We’re pleased to announce the release of MSMBuilder v3.3.0. The focus of this release is a completely re-written module for constructing HMMs as well as bug fixes and incremental improvements.

API Changes

  • FeatureUnion is an estimator that deprecates the functionality of UnionDataset. Passing a list of paths to dataset() will no longer automatically yield a UnionDataset. This behavior is still available by specifying fmt="dir-npy-union", but is deprecated (#611).
  • The command line flag for featurizers --out (deprecated in 3.2) now saves the featurizer as a pickle file (#546). Please use --transformed for the old behavior. This is consistent with other command-line commands.
  • The default number of timescales in MarkovStateModel is now one less than the number of states (was 10). This addresses some bugs with implied_timescales and PCCA(+) (#603).

New Features

  • GaussianHMM and VonMisesHMM is rewritten to feature higher code reuse and code quality (#583, #582, #584, #572, #570).
  • KDTree can find n nearest points to e.g. a cluster center (#599).
  • Slicer featurizer can slice feature arrays as part of a pipeline (#567).

Improvements

  • PCCAPlus is compatible with scipy 0.16 (#620).
  • Documentation improvements (#618, #608, #604, #602)
  • Test improvements, especially for Windows (#593, #590, #588, #579, #578, #577, #576)
  • Bug fix: MarkovStateModel.sample() produced trajectories of incorrect length. This function is still deprecated (#556).
  • Bug fix: The muller example dataset did not respect users’ specifications for initial coordinates (#631).
  • MarkovStateModel.draw_samples failed if discrete trajectories did not contain every possible state (#638). Function can now accept a single trajectory, as well as a list of them.
  • SuperposeFeaturizer now respects the topology argument when loading the reference trajectory (#555).

v3.2 (April 14, 2015)

  • tICA ignores too-short trajectories during fitting instead of raising an exception
  • New methods for sampling from MSM models
  • Datasets can be opened in “append” mode
  • Compatibility with scipy 0.16
  • utils.dump saves using the pickle protocol. utils.load is backwards compatible.
  • The command line flag for featurizers --out is deprecated.

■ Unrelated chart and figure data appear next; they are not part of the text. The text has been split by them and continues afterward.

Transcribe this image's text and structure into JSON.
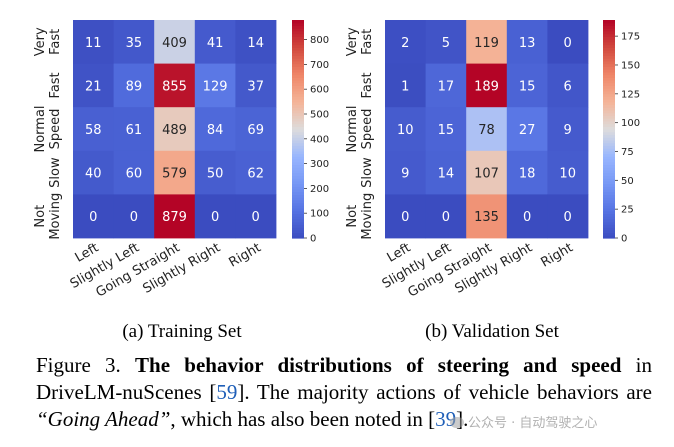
{
  "chart_data": [
    {
      "type": "heatmap",
      "subtitle": "(a) Training Set",
      "rows": [
        "Very Fast",
        "Fast",
        "Normal Speed",
        "Slow",
        "Not Moving"
      ],
      "columns": [
        "Left",
        "Slightly Left",
        "Going Straight",
        "Slightly Right",
        "Right"
      ],
      "values": [
        [
          11,
          35,
          409,
          41,
          14
        ],
        [
          21,
          89,
          855,
          129,
          37
        ],
        [
          58,
          61,
          489,
          84,
          69
        ],
        [
          40,
          60,
          579,
          50,
          62
        ],
        [
          0,
          0,
          879,
          0,
          0
        ]
      ],
      "colorbar_ticks": [
        0,
        100,
        200,
        300,
        400,
        500,
        600,
        700,
        800
      ],
      "vmin": 0,
      "vmax": 879,
      "colormap": "coolwarm"
    },
    {
      "type": "heatmap",
      "subtitle": "(b) Validation Set",
      "rows": [
        "Very Fast",
        "Fast",
        "Normal Speed",
        "Slow",
        "Not Moving"
      ],
      "columns": [
        "Left",
        "Slightly Left",
        "Going Straight",
        "Slightly Right",
        "Right"
      ],
      "values": [
        [
          2,
          5,
          119,
          13,
          0
        ],
        [
          1,
          17,
          189,
          15,
          6
        ],
        [
          10,
          15,
          78,
          27,
          9
        ],
        [
          9,
          14,
          107,
          18,
          10
        ],
        [
          0,
          0,
          135,
          0,
          0
        ]
      ],
      "colorbar_ticks": [
        0,
        25,
        50,
        75,
        100,
        125,
        150,
        175
      ],
      "vmin": 0,
      "vmax": 189,
      "colormap": "coolwarm"
    }
  ],
  "caption": {
    "label": "Figure 3.",
    "bold_title": "The behavior distributions of steering and speed",
    "text1": " in DriveLM-nuScenes [",
    "ref1": "59",
    "text2": "].  The majority actions of vehicle behaviors are ",
    "quote": "“Going Ahead”",
    "text3": ", which has also been noted in [",
    "ref2": "39",
    "text4": "]."
  },
  "watermark": "公众号 · 自动驾驶之心"
}
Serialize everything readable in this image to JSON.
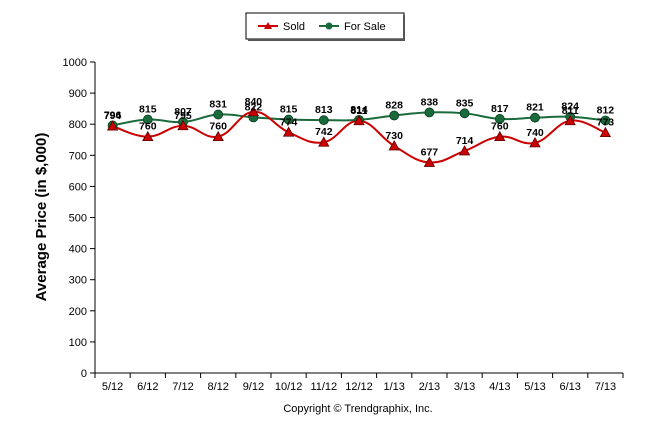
{
  "chart_data": {
    "type": "line",
    "categories": [
      "5/12",
      "6/12",
      "7/12",
      "8/12",
      "9/12",
      "10/12",
      "11/12",
      "12/12",
      "1/13",
      "2/13",
      "3/13",
      "4/13",
      "5/13",
      "6/13",
      "7/13"
    ],
    "series": [
      {
        "name": "Sold",
        "color": "#cc0000",
        "marker": "triangle",
        "values": [
          794,
          760,
          795,
          760,
          840,
          774,
          742,
          811,
          730,
          677,
          714,
          760,
          740,
          811,
          773
        ]
      },
      {
        "name": "For Sale",
        "color": "#1a6b3c",
        "marker": "circle",
        "values": [
          796,
          815,
          807,
          831,
          822,
          815,
          813,
          814,
          828,
          838,
          835,
          817,
          821,
          824,
          812
        ]
      }
    ],
    "ylabel": "Average Price (in $,000)",
    "ylim": [
      0,
      1000
    ],
    "yticks": [
      0,
      100,
      200,
      300,
      400,
      500,
      600,
      700,
      800,
      900,
      1000
    ],
    "grid": false,
    "legend": "top-center",
    "footer": "Copyright © Trendgraphix, Inc."
  }
}
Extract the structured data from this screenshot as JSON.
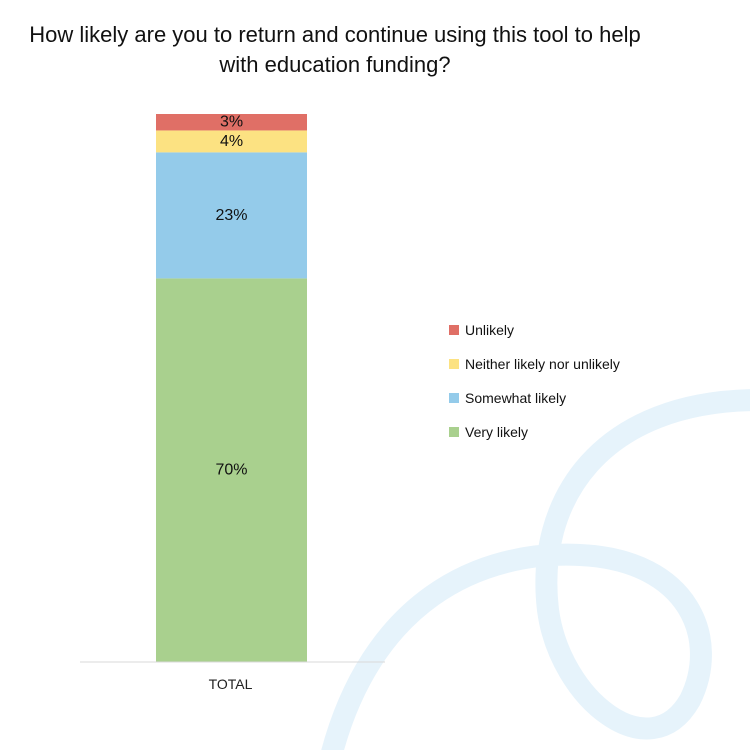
{
  "chart_data": {
    "type": "bar",
    "stacked": true,
    "title_lines": [
      "How likely are you to return and continue using this tool to help",
      "with education funding?"
    ],
    "categories": [
      "TOTAL"
    ],
    "series": [
      {
        "name": "Very likely",
        "values": [
          70
        ],
        "label": "70%",
        "color": "#a9d08e"
      },
      {
        "name": "Somewhat likely",
        "values": [
          23
        ],
        "label": "23%",
        "color": "#94cbea"
      },
      {
        "name": "Neither likely nor unlikely",
        "values": [
          4
        ],
        "label": "4%",
        "color": "#fce282"
      },
      {
        "name": "Unlikely",
        "values": [
          3
        ],
        "label": "3%",
        "color": "#e06f66"
      }
    ],
    "ylim": [
      0,
      100
    ],
    "grid": false,
    "legend_position": "right",
    "legend_order": [
      "Unlikely",
      "Neither likely nor unlikely",
      "Somewhat likely",
      "Very likely"
    ]
  },
  "decoration": {
    "swirl_color": "#e6f3fb"
  }
}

Use --transformed instead. This is consistent with other command-line commands.
  • Bug fixes

v3.1 (Feb 27, 2015)

  • Numerous improvements to ContinuousTimeMSM optimization
  • Switch ContinuousTimeMSM.score to transmat-style GMRQ
  • New example dataset with Muller potential
  • Assorted bug fixes in the command line layer

v3.0.1 (January 9, 2015)

  • Fix missing file on PyPI.

v3.0.0 (January 9, 2015)

MSMBuilder 3.0 is a complete rewrite of our previous work. The focus is on power and extensibility, with a much wider class of estimators and models supported throughout the codebase. All users are encouraged to switch to MSMBuilder 3.0. Pre-release versions of MSMBuilder 3.0 were called mixtape.